Die Forschung hat gezeigt, dass das Alter des Gehirns eines Menschen ein besserer und genauerer Vorhersagewert für Gesundheitsrisiken und zukünftige Krankheiten ist als das Geburtsdatum des Menschen.

Alterungsprozesse im Gehirn erkennen

Mit einem neuen Modell der künstlichen Intelligenz (KI), das von Wissenschaftlern der University of Southern California entwickelte Magnetresonanztomographie (MRT)-Gehirnscans analysiert, könnte der kognitive Verfall, der mit neurodegenerativen Krankheiten wie Alzheimer einhergeht, viel früher erkannt werden als mit bisherigen Methoden.

  • Der Grad der Alterung des Gehirns gilt als zuverlässiger Biomarker für das Risiko neurodegenerativer Erkrankungen.
  • Ein solches Risiko erhöht sich, wenn das Gehirn eines Menschen Merkmale aufweist, die „älter“ erscheinen als für das Alter der Person zu erwarten wäre.

Bewertung des Risikos neurokognitive Erkrankungen

Durch den Einsatz der Deep-Learning-Fähigkeiten des neuartigen KI-Modells der Forscher zur Analyse der Scans können sie auch weniger auffällige Merkmale der Hirnanatomie aufspüren, die sonst nur sehr schwer zu erkennen sind und mit dem kognitiven Verfall in Zusammenhang stehen.

  • Die Wissenschaftlerinnen und Wissenschaftler erfassten die MRT-Aufnahmen des Gehirns von 4 681 kognitiv normalen Versuchspersonen, von denen einige im späteren Leben einen kognitiven Rückgang oder die Alzheimer-Krankheit entwickelten.

Auf der Grundlage dieser Daten erstellten die Forscher ein KI-Modell, ein so genanntes neuronales Netz, um das Alter der Probanden anhand ihrer MRTs des Gehirns vorherzusagen.

Dazu trainierten die Forschenden das Netzwerk, um detaillierte anatomische Hirnkarten zu erstellen, die subjektspezifische Muster des Alterns erkennen lassen.

Anschließend verglichen sie das wahrgenommene (biologische) Gehirnalter mit dem tatsächlichen (chronologischen) Alter der Studienteilnehmer.

Um so größer der Unterschied zwischen den beiden ist, desto schlechter sind die kognitiven Werte der Teilnehmer, die das Alzheimer-Risiko widerspiegeln.

Die Ergebnisse zeigen, dass das Modell der Wissenschaftler das tatsächliche (chronologische) Alter kognitiv normaler Versuchsteilnehmer mit einem durchschnittlichen absoluten Fehler von 2,3 Jahren vorhersagen kann, was etwa ein Jahr genauer ist als ein bestehendes, preisgekröntes Modell zur Schätzung des Gehirnalters, das eine andere Architektur eines neuronalen Netzes verwendet.

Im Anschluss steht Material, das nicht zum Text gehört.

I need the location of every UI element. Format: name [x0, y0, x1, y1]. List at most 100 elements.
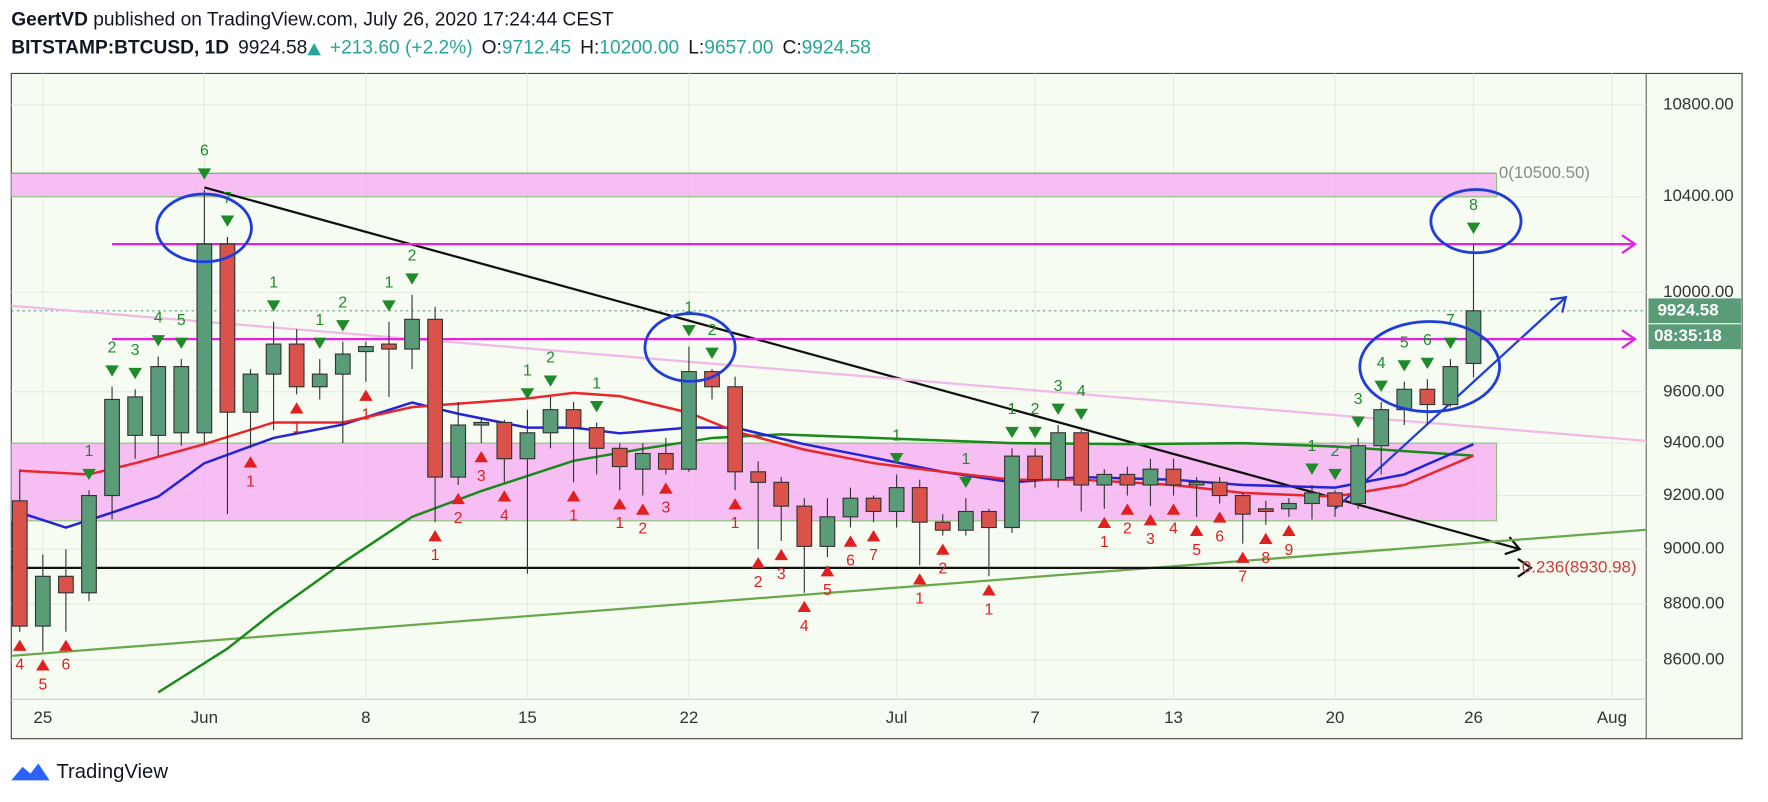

Laut Andrei Irimia, Assistant Professor an der USC Leonard Davis School of Gerontology und korrespondierender Autor der Studie, kann interpretierbare KI ein leistungsfähiges Instrument zur Bewertung des Risikos für Alzheimer und andere neurokognitive Erkrankungen werden.

  • Umso früher es gelingt, Menschen mit hohem Alzheimer-Risiko zu identifizieren, desto früher können Ärzte mit Behandlungsoptionen, Überwachung und Krankheitsmanagement eingreifen.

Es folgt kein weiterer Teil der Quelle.